Leon Edwards was done, they said.
Just fighting to make to the bell, they said.
He’s broken, they said.
Edwards said otherwise.
“Head shot, bang! Done!” declared the exuberant new UFC welterweight champion, just moments before his hand was raised and the belt was his.
Well, yes, it was a head shot — a last-minute left high kick, specifically — that went “bang” on the chin of Kamaru Usman, the now former pound-for-pound No. 1 fighter in the world. And he was most definitely done. Like, done for real; not the way they said.
But, come on, Champ. Let’s not oversimplify it. What happened at UFC 278 in Salt Lake City was one of the most unexpected turns of events this young sport has given us.
See, there were so many reasons for the masses to write off Edwards by the time that punishing head kick went shin to chin on the longtime king of the 170-pound division. How about the three consecutive rounds of Usman scoring takedown after takedown? Or all those wide hooks to the body the now-unseated champ was landing at the cage?

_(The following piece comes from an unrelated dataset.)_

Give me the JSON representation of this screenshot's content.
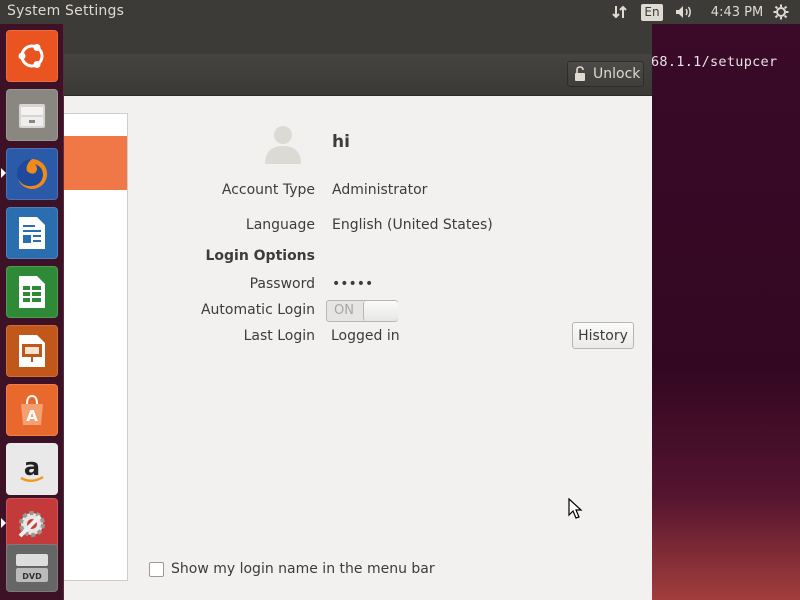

There was a time when Usman vs. Edwards was competitive — dramatic, even. Before that gorgeous out-of-the-blue kick, Edwards turned plenty of heads by landing the first takedown Usman has given up during his UFC career, which began with winning “The Ultimate Fighter” in 2015 just five months before Edwards lost the first meeting between the two and had left his promotional record flawless — until now.
Much like that “beautiful” kick — Edwards’ description, when given the chance to admire his handiwork with Joe Rogan in the octagon afterward — the takedown came out of nowhere. Spectacularly, Edwards found himself in mount on the champ, a compromised position from which we’d yet to see Usman work at this level.
A back take, a little fishing for a rear-naked choke, and some powerful elbows and punches punctuated a clear round for a challenger who had received little buzz, this despite being on the cusp of this championship opportunity dating back to the dawn of the COVID-19 pandemic. Don’t forget: Edwards was to fight former champ Tyron Woodley — way before the whole Jake Paul debacle dulled his shine — and could have earned a crack at Usman with a win two years ago
We’ll never know how that version of Edwards would have fared. But we saw what he was capable of as he banked the first frame. And the man nicknamed “Rocky,” — whose cornermen, as Hall of Famer and commentator Daniel Cormier pointed out on the broadcast, sounded like the English recasts for the role of Mickey Goldmill as they barked instructions to “Rock” — kept Usman honest in the second frame with some deft punches throughout.
But that was the frame in which Usman, competing for the first time this year, began to look more like the dominant force who had successfully defended his crown three times in 2021. He stung Edwards to the body. Usman put hands on the challenger at the cage. He scored a late takedown.
And Usman piled up more of those over the next 10 minutes, leaning more heavily on his NCAA Division II-championship pedigree while still mixing in that confident power punching he had worked on with the likes of coaches Henri Hooft and Trevor Wittman over the years.
The singles and doubles came more easily as the championship rounds wore on. On one single-leg in particular, Edwards barely reacted as Usman reached from distance and plopped him down.
Officially, fighters don’t know where they stand in a fight. But everyone watching knew what would later be confirmed: All three judges had Usman up, 39-37. If Edwards was gonna win, he would need a finish. And he sure didn’t look like a fighter who was about to pull out a miracle shot.
A minute in, that miracle didn’t seem to be coming. UFC analyst Din Thomas, himself a successful coach and former fighter, shredded Edwards’ body language.
“If it wasn’t obvious enough, Leon is broken now,” Thomas said on the broadcast, with three minutes to go. “And the biggest tell that you can always know this is because he doesn’t give his coach eye contact in the corner. When you don’t give him eye contact, you’re ashamed. And he’s embarrassed right now of his own performance.”
If Edwards was, indeed, broken at that point, he sure found some magic glue to put the pieces back together.
Even by the end of the 24th minute of 25, Usman looked like a sure bet to pick up his gold and go home, same as he had done in each of his last six fights. Edwards was engaged, but not pressing. But Usman had stopped chasing takedowns; he was happy to stand toe-to-toe in the center, circling, trading the odd strike or two.
“He may have resigned himself to losing a decision,” Rogan said from his commentator’s chair
And, within 10 seconds of those words leaving the notorious podcaster’s lips, it happened.
Edwards faked with a left hand, masking the same-side high kick that caught Usman flush. The champ’s final moment in that role came as it so often does in this sport: crumpling to the floor, eyes staring a hole through the roof of the venue — Vivint Arena, in this case.
Officially, Edwards’ victory came with 56 seconds to go. If he doesn’t execute that particular feint-then-kick sequence, nobody’s talking about Leon Edwards tonight. That was real victory-from-the-jaws-of-defeat stuff in the octagon late Saturday night. And nobody saw it coming.
“You all said I couldn’t do it,” Edwards reminded. “Look at me now!”
Like it matters what people say about Edwards, anyway.